From a mechanistic point of view RV remodeling is known to occur as a result of an increased afterload in PAH. During this adaptive process RV hypertrophy initially occurs, followed by RV dilation [31]. Once the RV dilates not only RV contractility is compromised, but also this causes further RV dilatation due to tricuspid regurgitation. Since the RV and LV do not function in isolation and share a common pericardial sac and interventricular septum, the leftward ventricular septal bowing that occurs with PAH not only leads to LV underfilling [32, 33], but also impaired LV contractility occurs through ventricular interdependence [32]. Reduction in early LV diastolic filling velocity documented by cardiac magnetic resonance imaging has been clearly shown as a result of an abnormal intraventricular septal deformation toward the LV cavity [34, 35]. Our group has previously shown that this abnormal systolic eccentricity motion is the best echocardiographic predictor of PH [36]. Therefore, the results of the present study seem to align with the known functional and anatomical changes occurring as a result of PAH resulting in significantly higher Vp values. In fact, we have previously described a case report of a patient with severe PAH whose propagation velocity was almost perpendicular after Valsalva, resembling the propagation velocity profile of patients with constrictive pericarditis [37].

The presence of both RV systolic and diastolic dyssynchrony has been shown to occur in PAH patients [30, 38, 39]; however, LV diastolic flows have not been either well studied or characterized. Therefore, these results underscore the need to broaden our attention when studying the effects of PAH, so that we can better understand our findings in lieu of clinical symptoms and overall prognosis.

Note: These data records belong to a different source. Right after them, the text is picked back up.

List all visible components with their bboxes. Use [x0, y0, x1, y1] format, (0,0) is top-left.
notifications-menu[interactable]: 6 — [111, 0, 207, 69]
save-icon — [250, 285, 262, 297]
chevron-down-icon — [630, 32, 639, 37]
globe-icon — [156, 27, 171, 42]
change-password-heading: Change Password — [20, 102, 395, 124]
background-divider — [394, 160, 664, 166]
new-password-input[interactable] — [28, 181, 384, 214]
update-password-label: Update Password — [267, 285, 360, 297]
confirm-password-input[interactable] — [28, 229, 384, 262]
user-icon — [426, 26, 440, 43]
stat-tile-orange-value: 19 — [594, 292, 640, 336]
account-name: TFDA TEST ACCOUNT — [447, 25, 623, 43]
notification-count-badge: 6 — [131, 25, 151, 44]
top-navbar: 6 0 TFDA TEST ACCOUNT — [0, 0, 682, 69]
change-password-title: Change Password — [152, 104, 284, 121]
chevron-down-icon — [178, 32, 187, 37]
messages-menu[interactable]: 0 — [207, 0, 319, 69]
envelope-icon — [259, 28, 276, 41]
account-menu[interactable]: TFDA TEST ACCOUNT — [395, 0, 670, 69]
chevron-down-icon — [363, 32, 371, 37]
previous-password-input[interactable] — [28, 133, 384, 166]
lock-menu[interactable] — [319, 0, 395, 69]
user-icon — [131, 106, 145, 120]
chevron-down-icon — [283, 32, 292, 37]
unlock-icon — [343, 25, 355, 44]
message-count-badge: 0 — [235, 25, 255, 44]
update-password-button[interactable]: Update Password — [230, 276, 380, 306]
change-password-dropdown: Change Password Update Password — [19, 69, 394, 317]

The following limitations need to be acknowledged. First, this was a retrospective study; however, the main goal was attained. Second, a small number of patients were included for analysis. However, the main purpose of this study was to determine if there were any difference in Vp values from PAH patients when compared to patients with normal LV diastolic function as well as with patients with stage 1 and 2 LVDD and this was demonstrated. Third, based on the pre-specified exclusion criteria no assumptions can be made on how atrial fibrillation or frequent ectopy could affect the reliability of our study findings. Fourth, RV dimensions were not available from the patients with LVDD to make any potential correlations between right-sided chamber size and Vp values. Even though color M-mode is only known to assess parameters in two dimensions and at first glance might be considered inadequate to describe diastolic flows, as these flows occur as vortices and consequently would be better assessed using a three-dimensional mode; the intent of this work was to evaluate the influence of PAH on LV diastolic Vp. Future studies should now determine the relationship that might exist between Vp and right-sided cavity sizes as a result of PAH. Fifth, lack of invasive hemodynamic data might be considered as a limitation. However, the main study goal was met. With these results we can now propose future studies that should address if potential correlations can be drawn between invasive hemodynamic data and echocardiographic color M-mode Vp values. It can also be argued that we lack sequential echocardiographic studies on PAH patients to validate the utility of Vp findings over time. Finally, some might argue that intraobserver as well as interobserver variability results were not obtained. Even though we have previously published these results for color M-mode Vp measurements for both RV and LV [30], we do acknowledge the potential limitation of using color M-mode to study diastolic flows.

Conclusion

In summary, this study suggests that PAH patients show significantly higher Vp values when compared to patients with both, normal and abnormal LV diastolic function (stages 1 and 2). These results not only might reflect the compressive forces being exerted on the LV by the dilated and hypertrophied RV, known to increase Vp but also might be useful for non-invasive assessment of PCWP in PAH patients. Additional prospective studies are now warranted to assess its clinical utility.